Espera-se que os veteranos militares desempenhem um papel descomunal na política ucraniana quando as eleições forem retomadas, como eleitores e como candidatos que poderão desafiar a atual classe política.
A realização de eleições antes do fim da guerra poderia garantir agora assentos para os partidos no Parlamento, incluindo o de Zelensky, enquanto os soldados ainda servem nas forças armadas e não podem concorrer a cargos públicos.
“Uma eleição agendada não é necessária para a nossa democracia”, disse Olha Aivazovska, diretor da OPORA, um grupo da sociedade civil ucraniana que monitoriza as eleições. Não há agora meios para que os refugiados, os soldados da linha da frente e os residentes dos territórios ocupados possam votar, disse ela.
Uma eleição na “fase quente da guerra” quase certamente minaria, e não reforçaria, a legitimidade de Zelensky, disse ela.
Mesmo aqueles que são a favor de eleições citam preocupações sobre uma potencial consolidação do poder. Oleg Soskin, economista e conselheiro de um antigo presidente ucraniano, convocou eleições apesar da guerra, alertando que Zelensky poderia, de outra forma, usurpar a autoridade sob a lei marcial. Mas esta é uma visão remota em Kiev. A maioria dos oponentes políticos de Zelensky absteve-se de criticá-lo abertamente durante a guerra, mas dizem que uma votação agora seria injusta.
“Entendo que o governo queira manter a sua posição enquanto as classificações são altas”, disse Dmytro Razumkov, antigo presidente do Parlamento na oposição política. As chances de vitória de Zelensky, disse ele, “serão quase certamente menores após o fim da guerra”.
Uma eleição agora apenas enfraqueceria a Ucrânia, à medida que os políticos faziam campanha, competindo e criticando uns aos outros, disse Volodymyr Ariev, membro do Parlamento do partido de oposição Solidariedade Europeia. Ele defendeu que Zelensky formasse um governo de unidade nacional que incluiria membros da oposição.
“Isso coloca em risco a unidade da sociedade”, acrescentou.
As sondagens de opinião pública têm sugerido consistentemente que um potencial adversário de Zelensky em futuras eleições poderia ser o comandante do seu exército, o general Zaluzhny. Como oficial militar em serviço, ele está impedido de participar de eleições durante a guerra.
Zelensky ainda lidera consistentemente as pesquisas com líderes em quem os ucranianos confiam. Uma sondagem recente realizada pela United Ukraine, um grupo de investigação apartidário, mostrou que 91 por cento dos ucranianos confiavam em Zelensky, 87 por cento confiavam no general Zaluzhny e 81 por cento confiavam em Prytula.

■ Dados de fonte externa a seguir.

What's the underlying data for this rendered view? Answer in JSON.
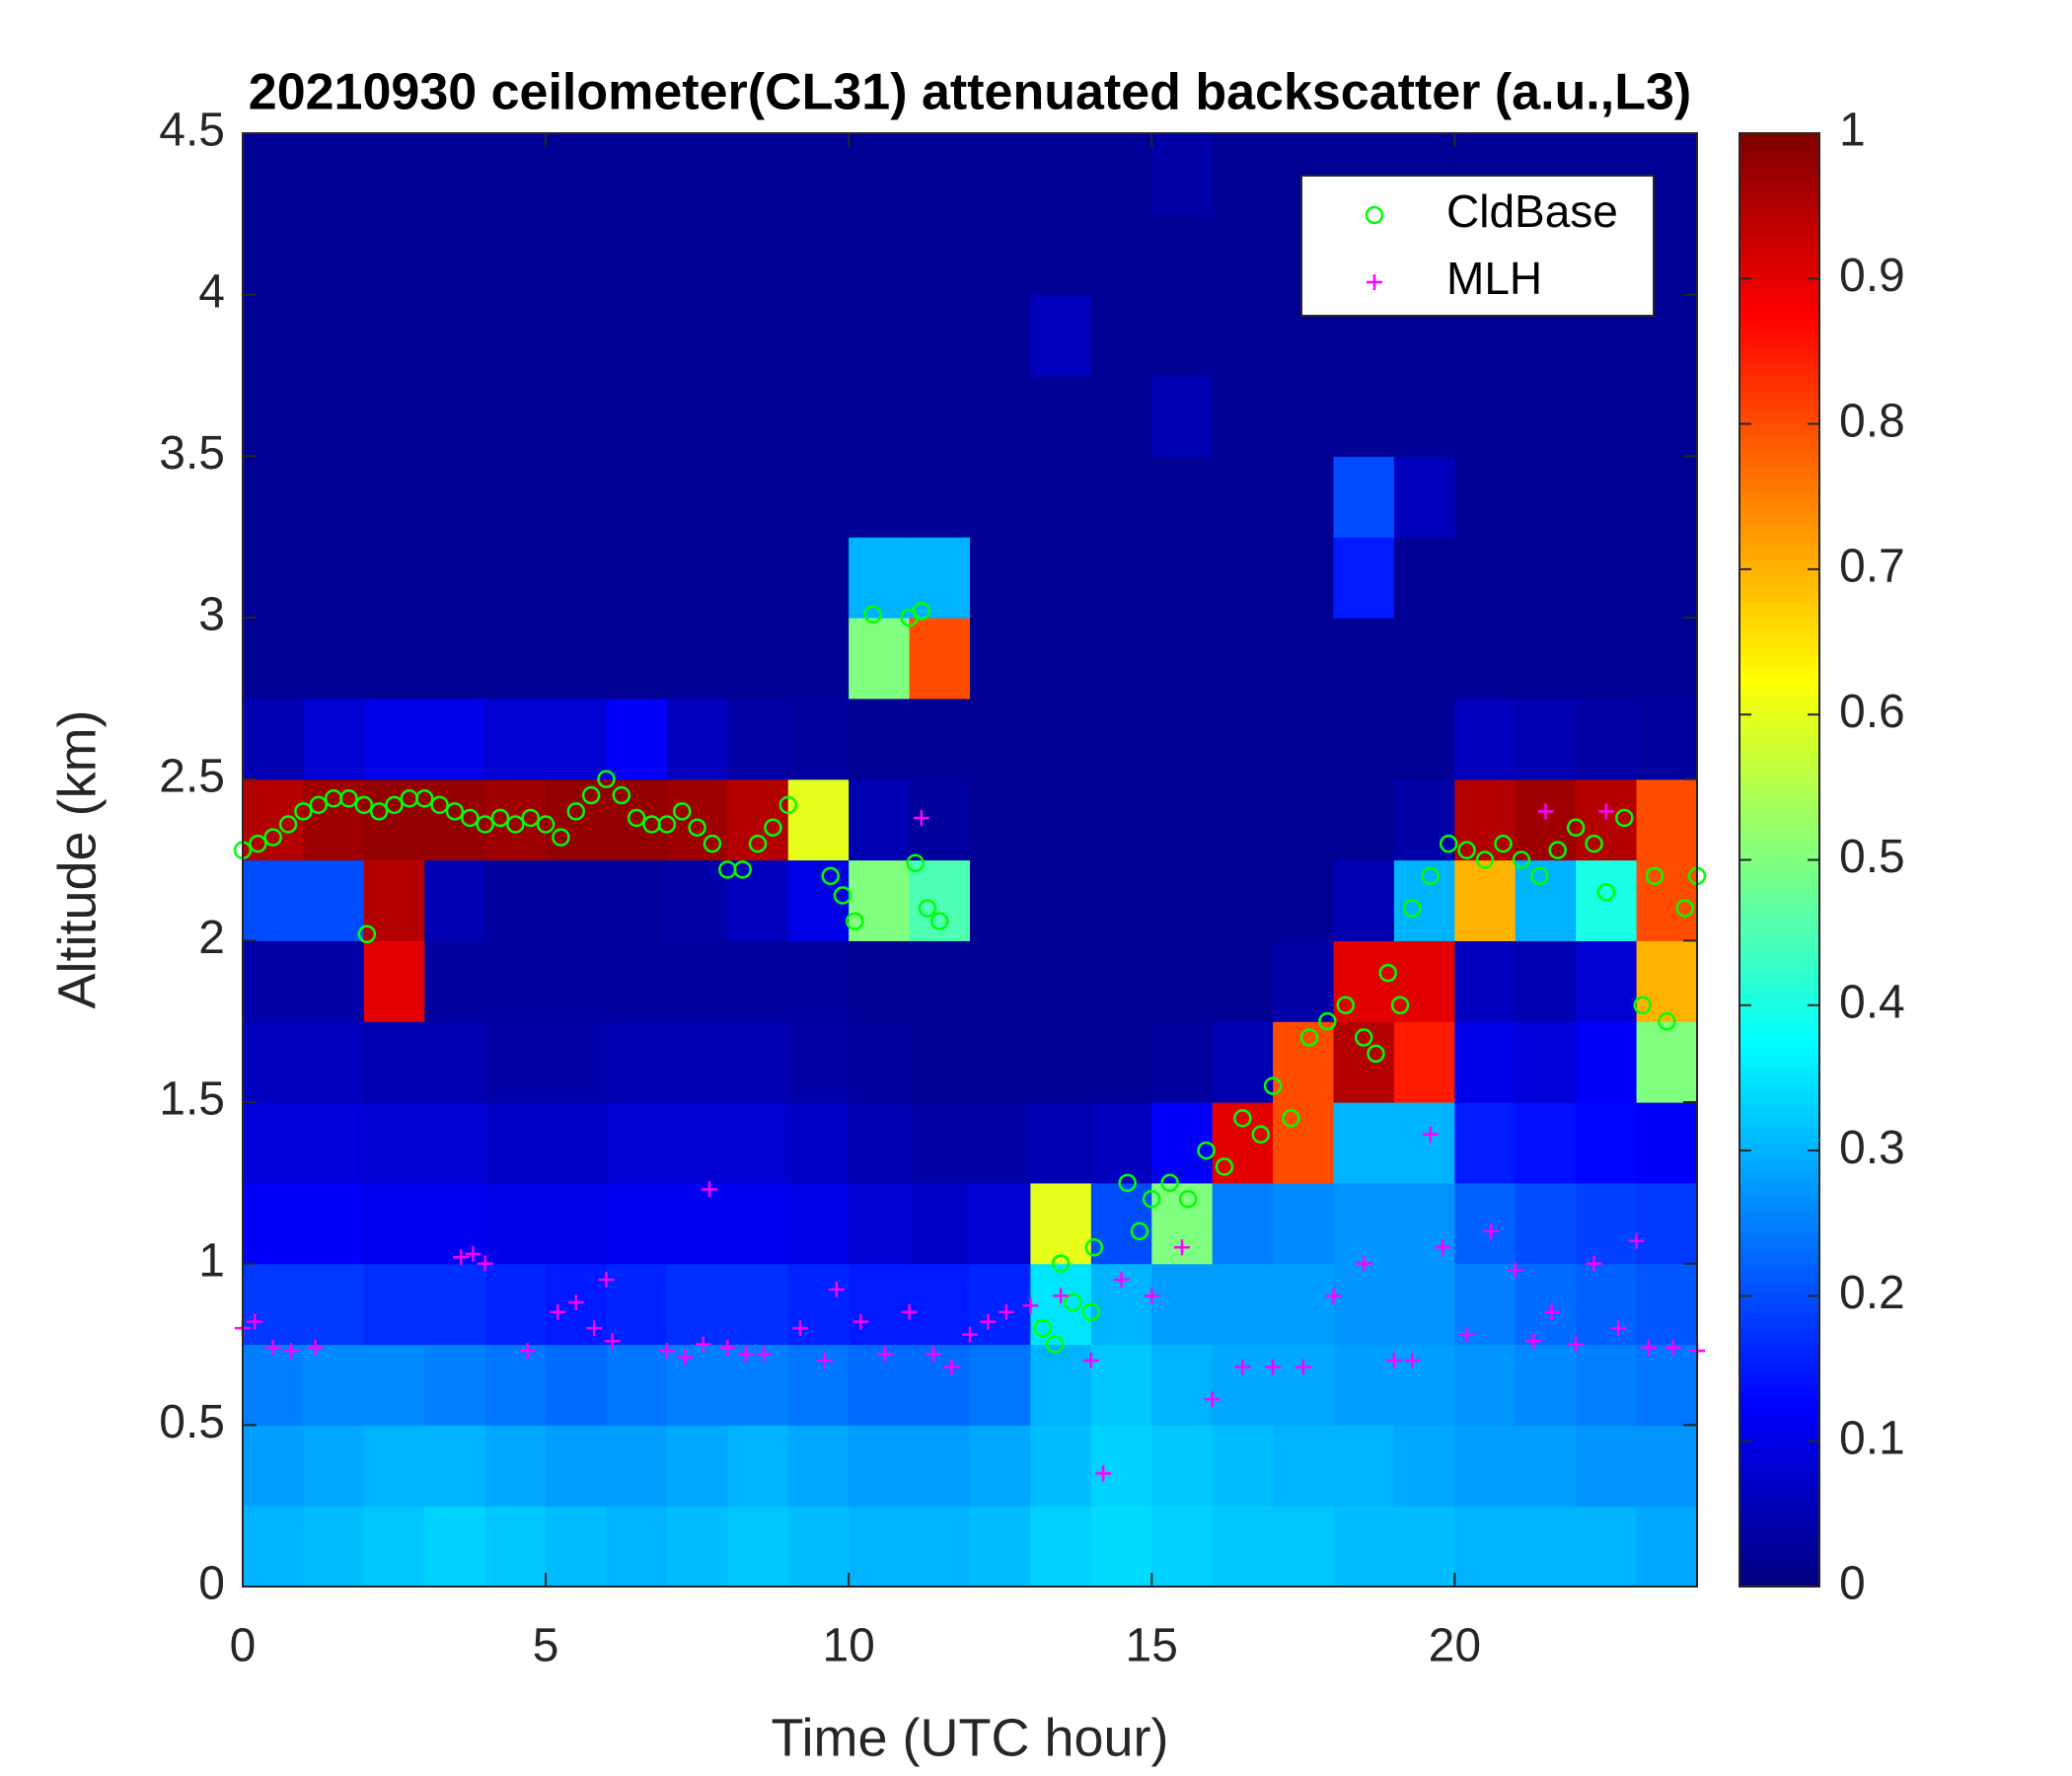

As pesquisas também mostraram grande apoio a Klitschko, prefeito de Kiev; Vitaly Kim, chefe da administração civil militar na região sul de Mykolaiv; e Oleksiy Danilov, secretário do conselho de segurança nacional da Ucrânia.
A instituição de caridade do Sr. Prytula aumentou a sua estatura nacional durante a guerra. Recebe doações de milhões de ucranianos para fornecer drones, coletes à prova de balas, miras telescópicas e outros suprimentos ao exército, numa altura em que as actividades de apoio ao exército são imensamente populares a nível interno.
Prytula disse que estava focado exclusivamente em manter os ucranianos unidos no esforço de guerra. Realizar eleições agora, disse ele, seria inútil porque Zelensky quase certamente venceria.
“Ele é o número 1”, disse ele. “Nossa sociedade o apoia.”
Maria Varenikova relatórios contribuídos.